Is HIPAA stifling innovation in big data?

The Bipartisan Policy Center (BPC) issued a report this month that outlined the potential for big data to create value in health care. The policy forum included leaders from CMS, the US Senate, and the technology industry.


What is Big Data in Health Care?

Big data is often defined as a very large set of structured and unstructured data that is fed by a variety of sources. According to the report, sources of big data in health care include: 

  • Clinical data derived from electronic records within physician offices, hospital imaging centers, laboratories, pharmacies, and other settings in which care and services are delivered;
  • Claims and cost data derived from those who pay for and manage care;
  • Biometric data derived from devices and other remote tools that monitor such things as weight, blood pressure, blood glucose levels, etc.;
  • Data input by individuals, including preferences, satisfaction levels, health status, and self-tracking information on food intake, exercise, sleep, etc.;
  • Genomic information, which is showing significant reductions in the time and cost associated with genomic sequencing;
  • Data on other determinants of health, such as those related to socioeconomic factors and the government and;
  • Social media data

By crunching all of this information, care providers will become much more precise in the prediction and diagnosis of disease at the individual level. Moreover, using predictive analytics to target high-risk patients is estimated to reduce US health care costs by $300-$400 billion.

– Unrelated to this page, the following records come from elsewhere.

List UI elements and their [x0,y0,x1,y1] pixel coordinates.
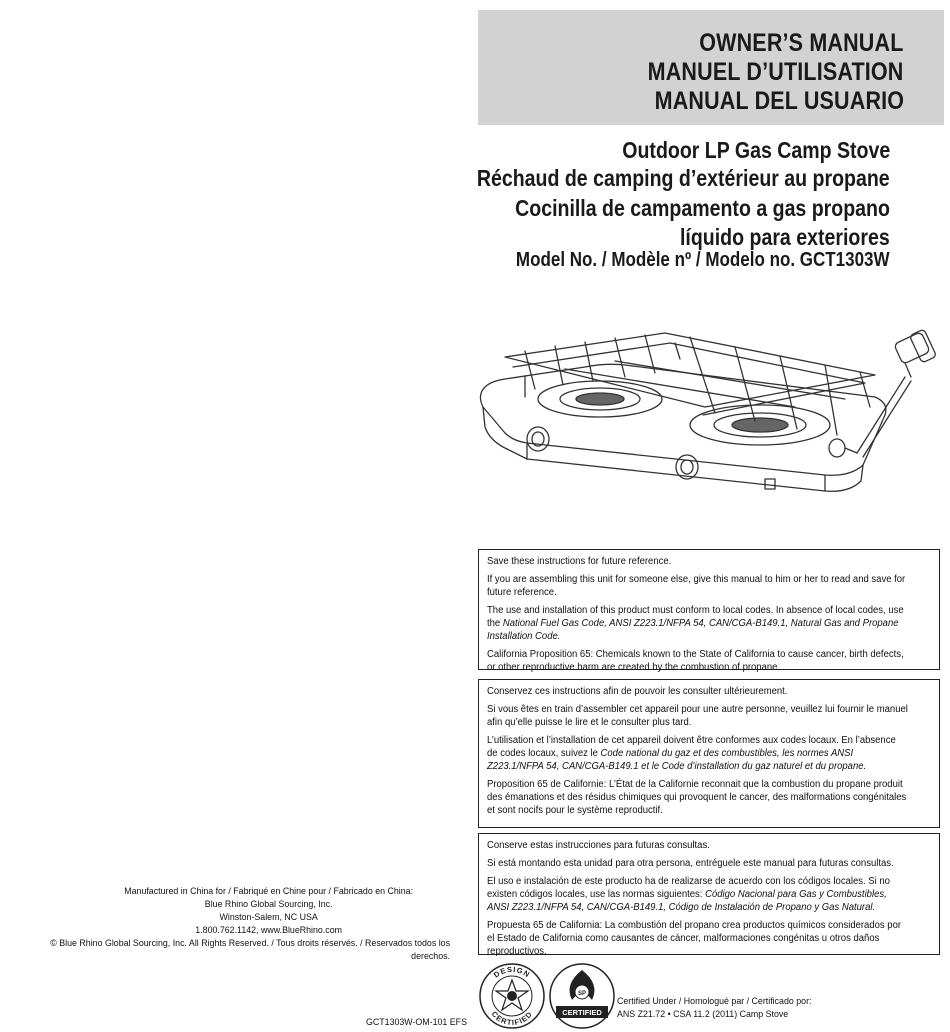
local-codes-es-text: El uso e instalación de este producto ha de realizarse de acuerdo con los códigos locales. Si no existen códigos locales, use las normas siguientes: [487,876,890,900]
assembling-note-es: Si está montando esta unidad para otra persona, entréguele este manual para futuras consultas. [487,858,894,869]
csa-certified-seal-icon [548,962,616,1030]
assembling-note-en: If you are assembling this unit for someone else, give this manual to him or her to read and save for future reference. [487,574,906,598]
seal1-top-text: DESIGN [492,964,532,980]
certification-line-2: ANS Z21.72 • CSA 11.2 (2011) Camp Stove [617,1009,789,1020]
certification-info [617,995,826,1021]
manufacturer-line-1: Manufactured in China for / Fabriqué en Chine pour / Fabricado en China: [124,886,414,897]
product-title-es-2: líquido para exteriores [680,224,890,250]
document-code: GCT1303W-OM-101 EFS [366,1017,467,1028]
local-codes-es [487,875,909,914]
manufacturer-contact: 1.800.762.1142, www.BlueRhino.com [195,925,342,936]
title-banner [478,10,944,125]
certification-line-1: Certified Under / Homologué par / Certificado por: [617,996,812,1007]
product-title-fr: Réchaud de camping d’extérieur au propane [477,165,890,191]
local-codes-es-italic: Código Nacional para Gas y Combustibles, ANSI Z223.1/NFPA 54, CAN/CGA-B149.1, Código de Instalación de Propano y Gas Natural. [487,889,887,913]
instructions-box-spanish [478,833,940,955]
local-codes-en [487,604,909,643]
product-title-es-1: Cocinilla de campamento a gas propano [515,195,890,221]
seal1-bottom-text: CERTIFIED [489,1009,535,1028]
product-title-en: Outdoor LP Gas Camp Stove [622,137,890,163]
manufacturer-location: Winston-Salem, NC USA [219,912,318,923]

The Inversion of the Data Pyramid in Health Care

When referring to healthcare data today, most think of information derived from EHR and claims sources. Data from genomics, wearable devices, and social media are often thought of as clinically irrelevant. According to the BPC thought leaders, this will change. Here's the money quote:

"Only 10 to 15% of health is determined by medical care delivery. The remaining 85 to 90% of health is determined by other factors, which include healthy behaviors, genetics, and the socioeconomic and physical environment."

This stands to reason. Patients spend only a handful of hours with their physicians per year. Health happens between these formal encounters. Big data will ultimately make this "between encounter" information clinically relevant. 

HIPAA: road block or speed bump?

The promise of big data insights hinges on an ability to freely share data. Some healthcare organizations cite HIPAA concerns as a reason to keep data locked inside their walls. The report suggests that hypervigilance about HIPAA is used by some as a convenience excuse for non-action. The authors indicate that HIPAA is "misunderstood, misapplied, and over-applied." According to Esther Dyson, chairwoman of the Health Initiative Coordinating Council:

"The problem with HIPAA is [that] it was applied much too broadly, and to be candid, it was often used as an excuse not to move data around."


Bottom Line

HIPAA should focuse on protecting patient privacy when health information is shared, not on blocking all access to it. Leaderships such as this is needed to avoid HIPAA becoming another TSA -- a program whose scope grows with little regard for the cost it imposes.